Rron Djindovci, membre de la société civile, associé et ami de Shkelzen Gashi, auteur de l'exposition avec inexactitude pour massacres commis pendant la guerre au Kosovo, s'est excusé. Un jour après hier, des proches accusés de victimes civiles de les présenter comme des soldats à cause de la plus grande pension”, aujourd'hui [...]
Un jour après hier, il a accusé des proches de victimes civiles de les présenter comme des soldats en raison de la plus grande pension”, aujourd'hui il a exprimé ses regrets.
“Dans un premier temps, nous demandons le pardon sincère de toutes les familles des victimes civiles de la guerre, de toutes celles qui sont directement ou indirectement touchées par la guerre au Kosovo, de nos associés et de l'opinion publique sur la situation créée”, a-t-il écrit dans un post Facebook.
L'objectif de notre exposition a été clair et inchangé : honorer les victimes civiles de la guerre et contribuer à préserver la mémoire collective des crimes commis au Kosovo. En aucun moment et sous quelque forme que ce soit, nous avons eu l'intention de blesser ou d'insulter quiconque”, a ajouté Djindov.
Il a écrit hier, dans un billet intitulé “true pour l'exposition des massacres” que certains morts sont “déclarés comme des soldats” par leur famille, “afin d'augmenter leur valeur et/ou d'obtenir une pension plus importante que l'État partage pour les membres de la famille des morts comme des soldats comparativement aux morts comme des civils”.

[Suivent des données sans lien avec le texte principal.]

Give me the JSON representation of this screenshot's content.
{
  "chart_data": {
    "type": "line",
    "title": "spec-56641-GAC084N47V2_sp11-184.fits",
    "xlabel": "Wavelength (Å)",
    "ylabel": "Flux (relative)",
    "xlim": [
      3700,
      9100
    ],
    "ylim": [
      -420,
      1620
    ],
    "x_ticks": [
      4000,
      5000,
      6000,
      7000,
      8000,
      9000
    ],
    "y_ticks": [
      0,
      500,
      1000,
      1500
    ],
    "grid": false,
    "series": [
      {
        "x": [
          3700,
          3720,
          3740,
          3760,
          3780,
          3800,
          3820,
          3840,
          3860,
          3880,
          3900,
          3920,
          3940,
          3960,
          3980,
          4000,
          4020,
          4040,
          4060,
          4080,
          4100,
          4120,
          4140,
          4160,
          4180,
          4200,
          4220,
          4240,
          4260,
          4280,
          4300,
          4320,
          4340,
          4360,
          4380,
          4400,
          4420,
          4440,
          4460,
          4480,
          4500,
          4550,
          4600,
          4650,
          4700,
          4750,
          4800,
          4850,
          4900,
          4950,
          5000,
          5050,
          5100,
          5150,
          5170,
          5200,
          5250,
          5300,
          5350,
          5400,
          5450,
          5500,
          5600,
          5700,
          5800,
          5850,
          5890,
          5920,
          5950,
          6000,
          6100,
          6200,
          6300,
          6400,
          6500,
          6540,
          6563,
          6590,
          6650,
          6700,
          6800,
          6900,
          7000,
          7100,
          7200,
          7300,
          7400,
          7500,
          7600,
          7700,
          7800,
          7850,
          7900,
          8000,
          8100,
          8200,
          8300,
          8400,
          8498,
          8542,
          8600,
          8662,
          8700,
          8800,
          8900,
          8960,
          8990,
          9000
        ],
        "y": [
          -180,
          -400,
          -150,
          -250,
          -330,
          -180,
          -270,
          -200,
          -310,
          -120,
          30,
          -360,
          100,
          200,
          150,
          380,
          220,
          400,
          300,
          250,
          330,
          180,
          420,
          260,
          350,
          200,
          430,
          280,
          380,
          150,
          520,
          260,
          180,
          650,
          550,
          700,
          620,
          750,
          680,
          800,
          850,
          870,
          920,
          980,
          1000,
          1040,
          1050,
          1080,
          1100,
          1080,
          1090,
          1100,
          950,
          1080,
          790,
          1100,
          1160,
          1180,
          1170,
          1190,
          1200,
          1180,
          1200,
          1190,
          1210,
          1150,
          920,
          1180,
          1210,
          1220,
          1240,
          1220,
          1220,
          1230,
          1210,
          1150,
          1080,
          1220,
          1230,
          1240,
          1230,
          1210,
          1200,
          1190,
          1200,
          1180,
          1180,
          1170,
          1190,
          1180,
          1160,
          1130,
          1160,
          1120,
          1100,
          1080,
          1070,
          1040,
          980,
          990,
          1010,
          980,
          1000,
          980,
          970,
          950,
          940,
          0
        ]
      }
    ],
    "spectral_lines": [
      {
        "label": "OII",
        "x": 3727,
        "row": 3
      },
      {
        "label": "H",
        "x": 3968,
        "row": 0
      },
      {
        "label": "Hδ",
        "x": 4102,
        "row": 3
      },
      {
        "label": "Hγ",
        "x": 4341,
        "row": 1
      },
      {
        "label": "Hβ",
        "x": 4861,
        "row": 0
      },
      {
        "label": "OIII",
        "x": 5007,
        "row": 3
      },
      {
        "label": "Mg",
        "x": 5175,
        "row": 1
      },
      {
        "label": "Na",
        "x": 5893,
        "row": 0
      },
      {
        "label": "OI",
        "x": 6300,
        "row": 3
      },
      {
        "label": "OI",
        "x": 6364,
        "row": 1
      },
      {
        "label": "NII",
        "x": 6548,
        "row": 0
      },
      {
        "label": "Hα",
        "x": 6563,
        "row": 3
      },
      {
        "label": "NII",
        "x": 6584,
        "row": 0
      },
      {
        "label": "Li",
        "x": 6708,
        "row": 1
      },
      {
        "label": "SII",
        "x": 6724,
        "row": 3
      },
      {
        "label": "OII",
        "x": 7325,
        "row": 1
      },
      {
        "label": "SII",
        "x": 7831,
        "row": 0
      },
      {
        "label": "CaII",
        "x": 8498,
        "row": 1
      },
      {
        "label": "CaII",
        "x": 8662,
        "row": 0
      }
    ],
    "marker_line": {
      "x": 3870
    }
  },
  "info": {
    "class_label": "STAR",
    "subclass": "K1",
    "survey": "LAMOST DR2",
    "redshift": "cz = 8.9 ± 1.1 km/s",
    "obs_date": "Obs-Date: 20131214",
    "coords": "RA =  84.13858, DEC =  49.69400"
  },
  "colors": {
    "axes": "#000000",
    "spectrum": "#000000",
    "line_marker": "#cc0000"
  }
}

Les auteurs ont déclaré hier que le Fonds pour le droit humanitaire au Kosovo, organisation dirigée par Natasa Ka persécutée, militant serbe des droits de l'homme, par exemple, était basé sur une liste de personnes tuées par “
Mais le Fonds pour le droit humanitaire a déclaré dans une réponse que les données présentées dans certains cas fournissent un miroir inexact de la criminalité et qu'il ne s'agit pas de questions d'interprétation, mais “avec une connaissance fondamentale du droit international humanitaire, des preuves prouvées devant les tribunaux et la façon de lire les données”.